Unhealthy reasoning dissipates any chance of coalescing around reasonable positions. Rabbi Tzvi Hirsch Kalischer gets it right: “It doesn’t say ‘Korach and the others separated themselves,’ but ‘Korach [singular] separated himself.’ That is because each rebel had a different interest in the matter.” That, add most commentators, is why it was not “an argument for the sake of heaven.” The “cause” was just the excuse for prompting old animosities, prior agendas, and personal insecurities: all of them unhealthy reasons, not healthy ones.
If the cause were the only thing that mattered, a healthy conversation about it (citing healthy reasons only) would produce a solution. But unhealthy reasons get in the way, and they are harder to address because they go unspoken, and, usually, unrecognized, even by the parties themselves. When unhealthy reasons get the best of us, the healthy ones go on vacation. Some synagogue boards attract and reward “unhealthy reasoners,” and when they do, the healthy reasoners don’t run for office.
There are three variables, actually: “cause,” “reason” and “crisis.” The cause of the debate is an action someone takes (or threatens to take) to solve a crisis.

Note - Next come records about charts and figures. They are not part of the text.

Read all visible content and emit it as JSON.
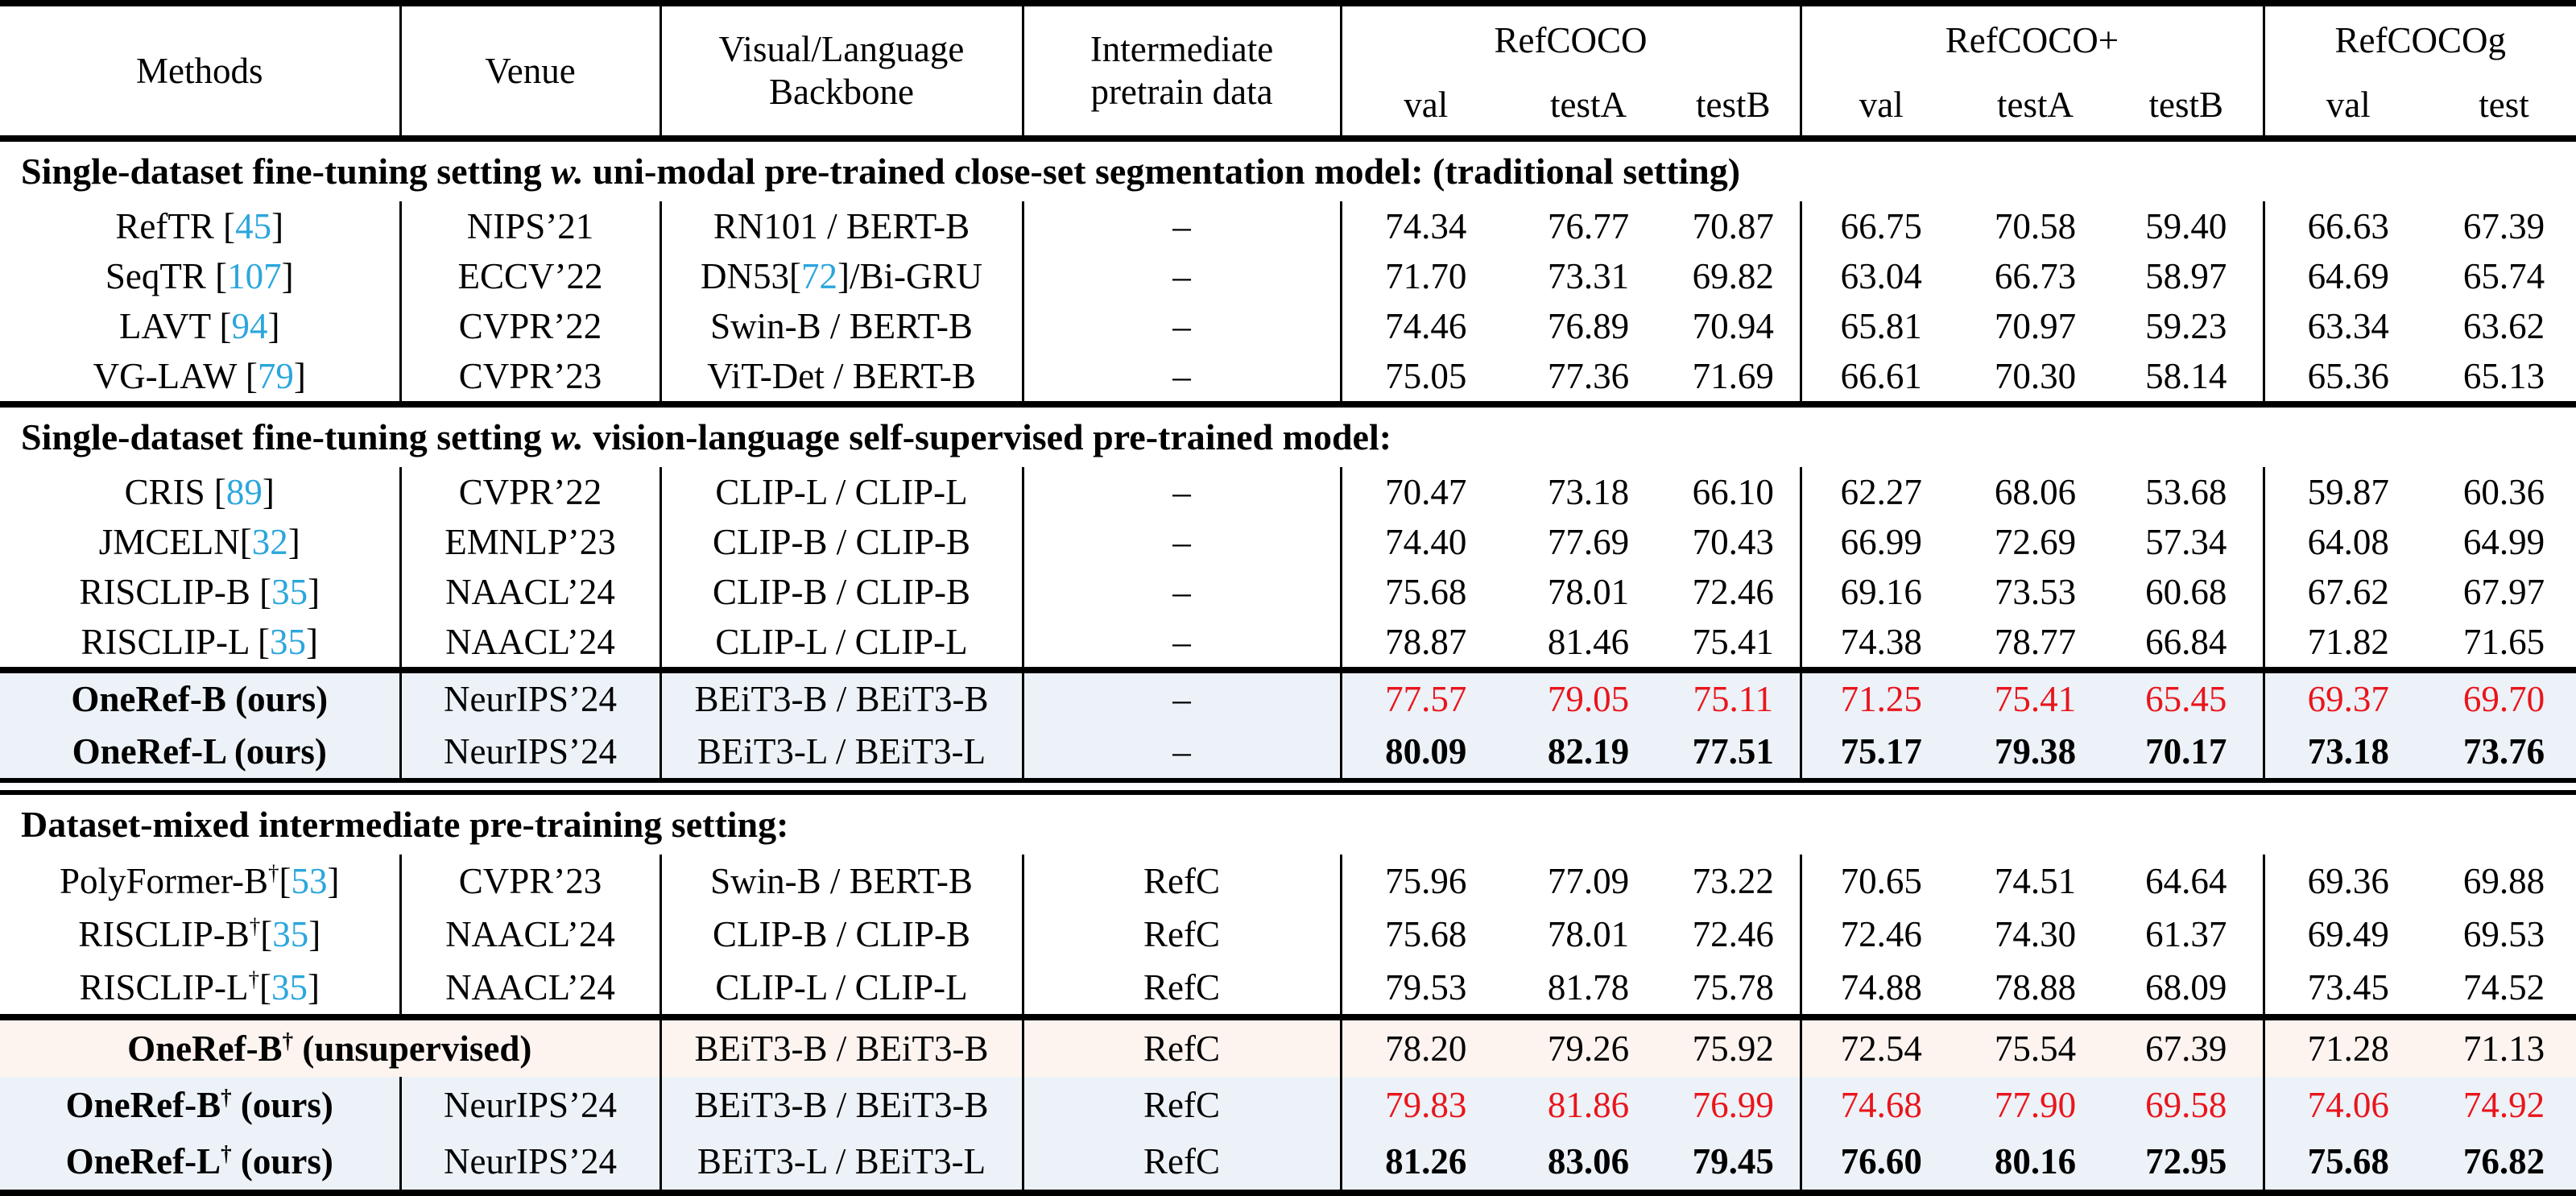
{
  "header": {
    "methods": "Methods",
    "venue": "Venue",
    "backbone": [
      "Visual/Language",
      "Backbone"
    ],
    "pretrain": [
      "Intermediate",
      "pretrain data"
    ],
    "groups": [
      {
        "label": "RefCOCO",
        "subs": [
          "val",
          "testA",
          "testB"
        ]
      },
      {
        "label": "RefCOCO+",
        "subs": [
          "val",
          "testA",
          "testB"
        ]
      },
      {
        "label": "RefCOCOg",
        "subs": [
          "val",
          "test"
        ]
      }
    ]
  },
  "colors": {
    "citation": "#2ba6dd",
    "red_value": "#e9151b",
    "blue_row_bg": "#ecf2f8",
    "pink_row_bg": "#fdf4f0"
  },
  "blocks": [
    {
      "kind": "title",
      "pre": "Single-dataset fine-tuning setting ",
      "italic": "w.",
      "post": " uni-modal pre-trained close-set segmentation model: (traditional setting)"
    },
    {
      "kind": "row",
      "method": {
        "name": "RefTR",
        "sep": " ",
        "cite": "45"
      },
      "venue": "NIPS’21",
      "backbone": {
        "pre": "RN101 / BERT-B"
      },
      "pretrain": "–",
      "values": [
        "74.34",
        "76.77",
        "70.87",
        "66.75",
        "70.58",
        "59.40",
        "66.63",
        "67.39"
      ]
    },
    {
      "kind": "row",
      "method": {
        "name": "SeqTR",
        "sep": " ",
        "cite": "107"
      },
      "venue": "ECCV’22",
      "backbone": {
        "pre": "DN53[",
        "cite": "72",
        "post": "]/Bi-GRU"
      },
      "pretrain": "–",
      "values": [
        "71.70",
        "73.31",
        "69.82",
        "63.04",
        "66.73",
        "58.97",
        "64.69",
        "65.74"
      ]
    },
    {
      "kind": "row",
      "method": {
        "name": "LAVT",
        "sep": " ",
        "cite": "94"
      },
      "venue": "CVPR’22",
      "backbone": {
        "pre": "Swin-B / BERT-B"
      },
      "pretrain": "–",
      "values": [
        "74.46",
        "76.89",
        "70.94",
        "65.81",
        "70.97",
        "59.23",
        "63.34",
        "63.62"
      ]
    },
    {
      "kind": "row",
      "method": {
        "name": "VG-LAW",
        "sep": " ",
        "cite": "79"
      },
      "venue": "CVPR’23",
      "backbone": {
        "pre": "ViT-Det / BERT-B"
      },
      "pretrain": "–",
      "values": [
        "75.05",
        "77.36",
        "71.69",
        "66.61",
        "70.30",
        "58.14",
        "65.36",
        "65.13"
      ]
    },
    {
      "kind": "rule",
      "style": "thick"
    },
    {
      "kind": "title",
      "pre": "Single-dataset fine-tuning setting ",
      "italic": "w.",
      "post": " vision-language self-supervised pre-trained model:"
    },
    {
      "kind": "row",
      "method": {
        "name": "CRIS",
        "sep": " ",
        "cite": "89"
      },
      "venue": "CVPR’22",
      "backbone": {
        "pre": "CLIP-L / CLIP-L"
      },
      "pretrain": "–",
      "values": [
        "70.47",
        "73.18",
        "66.10",
        "62.27",
        "68.06",
        "53.68",
        "59.87",
        "60.36"
      ]
    },
    {
      "kind": "row",
      "method": {
        "name": "JMCELN",
        "sep": "",
        "cite": "32"
      },
      "venue": "EMNLP’23",
      "backbone": {
        "pre": "CLIP-B / CLIP-B"
      },
      "pretrain": "–",
      "values": [
        "74.40",
        "77.69",
        "70.43",
        "66.99",
        "72.69",
        "57.34",
        "64.08",
        "64.99"
      ]
    },
    {
      "kind": "row",
      "method": {
        "name": "RISCLIP-B",
        "sep": " ",
        "cite": "35"
      },
      "venue": "NAACL’24",
      "backbone": {
        "pre": "CLIP-B / CLIP-B"
      },
      "pretrain": "–",
      "values": [
        "75.68",
        "78.01",
        "72.46",
        "69.16",
        "73.53",
        "60.68",
        "67.62",
        "67.97"
      ]
    },
    {
      "kind": "row",
      "method": {
        "name": "RISCLIP-L",
        "sep": " ",
        "cite": "35"
      },
      "venue": "NAACL’24",
      "backbone": {
        "pre": "CLIP-L / CLIP-L"
      },
      "pretrain": "–",
      "values": [
        "78.87",
        "81.46",
        "75.41",
        "74.38",
        "78.77",
        "66.84",
        "71.82",
        "71.65"
      ]
    },
    {
      "kind": "rule",
      "style": "thick"
    },
    {
      "kind": "row",
      "bg": "blue",
      "method": {
        "name": "OneRef-B",
        "suffix": " (ours)",
        "bold": true
      },
      "venue": "NeurIPS’24",
      "backbone": {
        "pre": "BEiT3-B / BEiT3-B"
      },
      "pretrain": "–",
      "value_style": "red",
      "values": [
        "77.57",
        "79.05",
        "75.11",
        "71.25",
        "75.41",
        "65.45",
        "69.37",
        "69.70"
      ]
    },
    {
      "kind": "row",
      "bg": "blue",
      "method": {
        "name": "OneRef-L",
        "suffix": " (ours)",
        "bold": true
      },
      "venue": "NeurIPS’24",
      "backbone": {
        "pre": "BEiT3-L / BEiT3-L"
      },
      "pretrain": "–",
      "value_style": "bold",
      "values": [
        "80.09",
        "82.19",
        "77.51",
        "75.17",
        "79.38",
        "70.17",
        "73.18",
        "73.76"
      ]
    },
    {
      "kind": "rule",
      "style": "double"
    },
    {
      "kind": "title",
      "pre": "Dataset-mixed intermediate pre-training setting:",
      "italic": "",
      "post": ""
    },
    {
      "kind": "row",
      "method": {
        "name": "PolyFormer-B",
        "sup": "†",
        "sep": "",
        "cite": "53"
      },
      "venue": "CVPR’23",
      "backbone": {
        "pre": "Swin-B / BERT-B"
      },
      "pretrain": "RefC",
      "values": [
        "75.96",
        "77.09",
        "73.22",
        "70.65",
        "74.51",
        "64.64",
        "69.36",
        "69.88"
      ]
    },
    {
      "kind": "row",
      "method": {
        "name": "RISCLIP-B",
        "sup": "†",
        "sep": "",
        "cite": "35"
      },
      "venue": "NAACL’24",
      "backbone": {
        "pre": "CLIP-B / CLIP-B"
      },
      "pretrain": "RefC",
      "values": [
        "75.68",
        "78.01",
        "72.46",
        "72.46",
        "74.30",
        "61.37",
        "69.49",
        "69.53"
      ]
    },
    {
      "kind": "row",
      "method": {
        "name": "RISCLIP-L",
        "sup": "†",
        "sep": "",
        "cite": "35"
      },
      "venue": "NAACL’24",
      "backbone": {
        "pre": "CLIP-L / CLIP-L"
      },
      "pretrain": "RefC",
      "values": [
        "79.53",
        "81.78",
        "75.78",
        "74.88",
        "78.88",
        "68.09",
        "73.45",
        "74.52"
      ]
    },
    {
      "kind": "rule",
      "style": "thick"
    },
    {
      "kind": "row",
      "bg": "pink",
      "method_span": true,
      "method": {
        "name": "OneRef-B",
        "sup": "†",
        "suffix": " (unsupervised)",
        "bold": true
      },
      "venue": "",
      "backbone": {
        "pre": "BEiT3-B / BEiT3-B"
      },
      "pretrain": "RefC",
      "values": [
        "78.20",
        "79.26",
        "75.92",
        "72.54",
        "75.54",
        "67.39",
        "71.28",
        "71.13"
      ]
    },
    {
      "kind": "row",
      "bg": "blue",
      "method": {
        "name": "OneRef-B",
        "sup": "†",
        "suffix": " (ours)",
        "bold": true
      },
      "venue": "NeurIPS’24",
      "backbone": {
        "pre": "BEiT3-B / BEiT3-B"
      },
      "pretrain": "RefC",
      "value_style": "red",
      "values": [
        "79.83",
        "81.86",
        "76.99",
        "74.68",
        "77.90",
        "69.58",
        "74.06",
        "74.92"
      ]
    },
    {
      "kind": "row",
      "bg": "blue",
      "method": {
        "name": "OneRef-L",
        "sup": "†",
        "suffix": " (ours)",
        "bold": true
      },
      "venue": "NeurIPS’24",
      "backbone": {
        "pre": "BEiT3-L / BEiT3-L"
      },
      "pretrain": "RefC",
      "value_style": "bold",
      "values": [
        "81.26",
        "83.06",
        "79.45",
        "76.60",
        "80.16",
        "72.95",
        "75.68",
        "76.82"
      ]
    },
    {
      "kind": "rule",
      "style": "thick"
    }
  ]
}
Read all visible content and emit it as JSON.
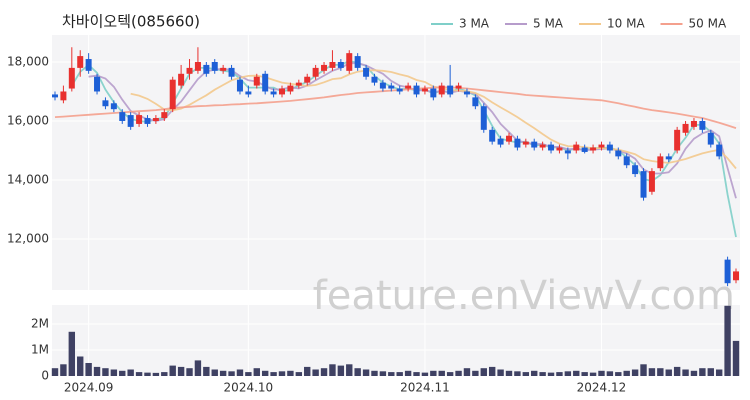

The crisis here, say some of our commentators, was the golden calf, which prompted Moses to change the “organizational structure” of the Israelite camp by reassigning the priesthood. That decision would have solved the crisis, but when Moses mentioned it, people with unhealthy reasons made it into a cause. Knowing God would demolish his enemies in an earthquake, Moses had it easy. How do we handle controversy when — alas for the good guys – God has retired from the earthquake business?
Take the case of Congregation Nameless. The executive officers proposed solving the current economic crisis by cutting programs. A healthy board would have debated the proposal with healthy reasons, like the potential impact of the cuts on synagogue life.
But the debate included unhealthy reasons that got swept under the table rather than faced. A sure sign was the fact that people acted rudely toward each other, sometimes interrupting and even shouting. Rancorous debate carried over from the board meetings onto email and into shopping lines at the local grocery store.
The Education chair, for example, noted that a smaller budget meant less education, but said nothing about her underlying insecurity: her need for recognition. House Committee members stood firm in their plan to enlarge the sanctuary – if that got cut, their many hours spent would be in vain, and they would become irrelevant to the congregation’s immediate future.
That’s the way it works: from crisis to cause to reasons. Discussion on the cause can never allay the “reasonable” fears of the parties if the reasons running the discussion are unhealthy. And we all have unhealthy reasons. We just don’t always recognize them.
Torah calls our unhealthy reasons the yetser hara – “the evil inclination” that makes us human. Since we all have them, we should not be embarrassed by them. Being unembarrassed by them, we can admit them and put them aside. We can even chuckle a bit about them, when we see them acting up (and ourselves acting out). Banishing unhealthy reasons allows healthy ones to debate the actual cause and solve the crisis.
In Congregation Nameless, unhealthy reasons still go unchecked. It is a real place, incidentally. A year has gone by and it is still fighting. And I remember its name, come to think of it. It is Congregation B’nai Korach.